The congeniality of the atmosphere was put there in the wake of intrusion of tribals from across the border. With the passage of time, the Government of India has been taking a cue from the fact that the people of Jammu and Kashmir have exercised their faith in the accession of J&K with India “through ballot”.
The poll percentage in the election of the state legislature or 2014 Lok Sabha polls was all along good and if compared to other states of the republic, it would look to very good. New records were set as people thronged voting centres. Even the turmoil of yesteryears where the fatalities were substantial in number could not impact the voter turnout in the last parliamentary and assembly election.
However, this claim of India looks to have been nipped in the bud by the turnout in the recent by-poll of one of the two parliamentary constituencies. The 24×7 campaigning by all the mainstream political parties including the two in the government could only get seven per cent people to vote. Eight persons were killed by forces to ensure ‘peace’.
This is for the first time during last two and half decades of conflict in Jammu and Kashmir that the pro-independence or pro-Pakistan organisations got such an effective response to their poll boycott call. This milestone could only be achieved by using different methods to get out the people from participating in the elections.
One wonders how the republic of India shall now showcase this near decimal participation in the election process. How is New Delhi now going to counter the narrative of one section in the world who always believed that election was no alternative to the referendum. The question is what went wrong which brought a very good percentage of voter turnout in past to decimal levels.

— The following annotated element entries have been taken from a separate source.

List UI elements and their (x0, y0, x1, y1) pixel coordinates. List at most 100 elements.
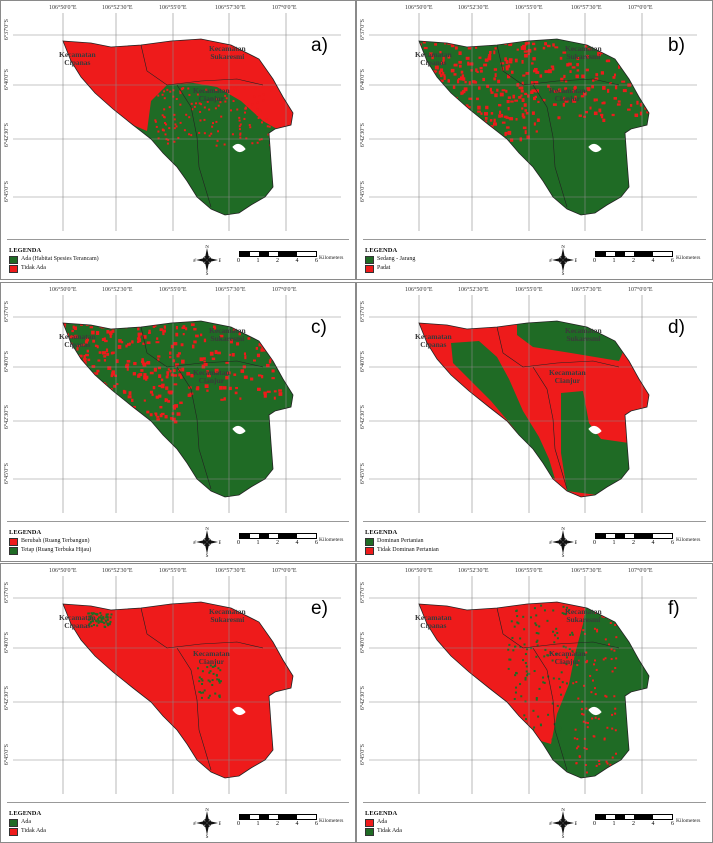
scale-tick: 6 (671, 258, 674, 264)
graticule (369, 576, 697, 794)
place-name-line: Kecamatan (549, 649, 586, 658)
scale-tick: 0 (237, 540, 240, 546)
scale-tick: 1 (612, 821, 616, 827)
compass-letter: W (193, 259, 197, 264)
longitude-label: 106°55'0"E (515, 287, 543, 293)
place-name: Kecamatan Cipanas (415, 333, 452, 349)
subdistrict-boundary (496, 44, 620, 86)
legend-item: Tidak Ada (9, 827, 46, 836)
district-boundary (418, 601, 650, 779)
compass-letter: E (574, 541, 577, 546)
compass-letter: E (218, 259, 221, 264)
panel-label: d) (668, 317, 685, 338)
map-panel: 106°50'0"E 106°52'30"E 106°55'0"E 106°57'30… (356, 282, 713, 562)
compass-letter: S (206, 554, 209, 557)
latitude-label: 6°42'30"S (4, 405, 10, 430)
place-name: Kecamatan Cianjur (193, 369, 230, 385)
place-name: Kecamatan Sukaresmi (565, 327, 602, 343)
legend-label: Tidak Ada (21, 265, 46, 271)
scale-tick: 2 (276, 821, 279, 827)
latitude-label: 6°42'30"S (4, 123, 10, 148)
district-boundary (62, 601, 294, 779)
legend-swatch (365, 255, 374, 264)
legend-swatch (365, 818, 374, 827)
legend-label: Sedang - Jarang (377, 256, 416, 262)
place-name-line: Cipanas (64, 58, 91, 67)
place-name-line: Kecamatan (209, 326, 246, 335)
panel-label: a) (311, 35, 328, 56)
longitude-label: 106°52'30"E (458, 568, 489, 574)
longitude-label: 106°50'0"E (49, 568, 77, 574)
graticule (369, 295, 697, 513)
legend-label: Padat (377, 265, 391, 271)
longitude-label: 106°50'0"E (49, 287, 77, 293)
legend-item: Berubah (Ruang Terbangun) (9, 537, 91, 546)
panel-label: b) (668, 35, 685, 56)
scale-unit: Kilometers (676, 537, 701, 543)
place-name-line: Cipanas (420, 340, 447, 349)
place-name-line: Kecamatan (415, 332, 452, 341)
latitude-label: 6°42'30"S (360, 123, 366, 148)
scale-tick: 6 (671, 821, 674, 827)
lake (232, 706, 246, 716)
longitude-label: 106°57'30"E (571, 287, 602, 293)
scale-unit: Kilometers (319, 818, 344, 824)
latitude-label: 6°37'0"S (360, 582, 366, 604)
legend: LEGENDA Dominan Pertanian Tidak Dominan Pe… (365, 528, 439, 555)
place-name-line: Kecamatan (565, 607, 602, 616)
longitude-label: 106°50'0"E (405, 5, 433, 11)
place-name: Kecamatan Cipanas (415, 51, 452, 67)
latitude-label: 6°45'0"S (360, 181, 366, 203)
latitude-label: 6°40'0"S (4, 69, 10, 91)
legend-title: LEGENDA (365, 247, 398, 254)
place-name-line: Kecamatan (59, 50, 96, 59)
panel-label: e) (311, 598, 328, 619)
legend: LEGENDA Ada Tidak Ada (9, 809, 46, 836)
place-name-line: Cipanas (64, 340, 91, 349)
map-canvas (13, 295, 341, 513)
latitude-label: 6°40'0"S (360, 351, 366, 373)
legend-title: LEGENDA (9, 810, 42, 817)
compass-letter: S (562, 835, 565, 838)
compass-letter: E (218, 822, 221, 827)
place-name-line: Cipanas (420, 58, 447, 67)
longitude-label: 106°57'30"E (571, 5, 602, 11)
scale-tick: 0 (593, 821, 596, 827)
north-arrow-icon: N S W E (193, 527, 221, 557)
north-arrow-icon: N S W E (549, 527, 577, 557)
longitude-label: 106°52'30"E (458, 5, 489, 11)
legend-title: LEGENDA (365, 529, 398, 536)
scale-unit: Kilometers (676, 818, 701, 824)
scale-tick: 2 (632, 540, 635, 546)
scale-bar: 0 1 2 4 6 (593, 251, 674, 265)
compass-letter: N (205, 527, 209, 532)
compass-letter: N (205, 808, 209, 813)
place-name-line: Sukaresmi (210, 334, 245, 343)
longitude-label: 106°52'30"E (102, 568, 133, 574)
longitude-label: 107°0'0"E (272, 568, 297, 574)
longitude-label: 106°50'0"E (49, 5, 77, 11)
place-name: Kecamatan Cipanas (59, 614, 96, 630)
place-name-line: Kecamatan (549, 368, 586, 377)
place-name: Kecamatan Cianjur (549, 87, 586, 103)
scale-tick: 1 (256, 821, 260, 827)
subdistrict-boundary (140, 607, 264, 649)
legend-item: Padat (365, 264, 415, 273)
legend-item: Tidak Ada (9, 264, 99, 273)
map-panel: 106°50'0"E 106°52'30"E 106°55'0"E 106°57'30… (356, 563, 713, 843)
compass-letter: N (205, 245, 209, 250)
longitude-label: 106°50'0"E (405, 287, 433, 293)
latitude-label: 6°37'0"S (4, 301, 10, 323)
latitude-label: 6°45'0"S (360, 463, 366, 485)
compass-letter: E (218, 541, 221, 546)
legend-item: Ada (365, 818, 402, 827)
legend-swatch (365, 546, 374, 555)
legend-item: Tidak Dominan Pertanian (365, 546, 439, 555)
latitude-label: 6°40'0"S (360, 632, 366, 654)
scale-tick: 2 (276, 258, 279, 264)
longitude-label: 106°52'30"E (458, 287, 489, 293)
legend-swatch (9, 818, 18, 827)
compass-letter: S (206, 272, 209, 275)
place-name-line: Kecamatan (193, 649, 230, 658)
scale-tick: 2 (632, 821, 635, 827)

The mainstream political parties and especially the two which are in the government need to ponder on the issue. The whole election process has raised many questions. Either the situation was not conducive which demonstrates the fact that the administration did not take required steps to maintain law and order and provide a conducive atmosphere for people to cast their vote. Or the mainstream politics has lost its grip on this part of the conflict zone. The buzz in the Valley is that the mainstream has lost relevance and faith in people. Is this the end of democratic processes in Kashmir?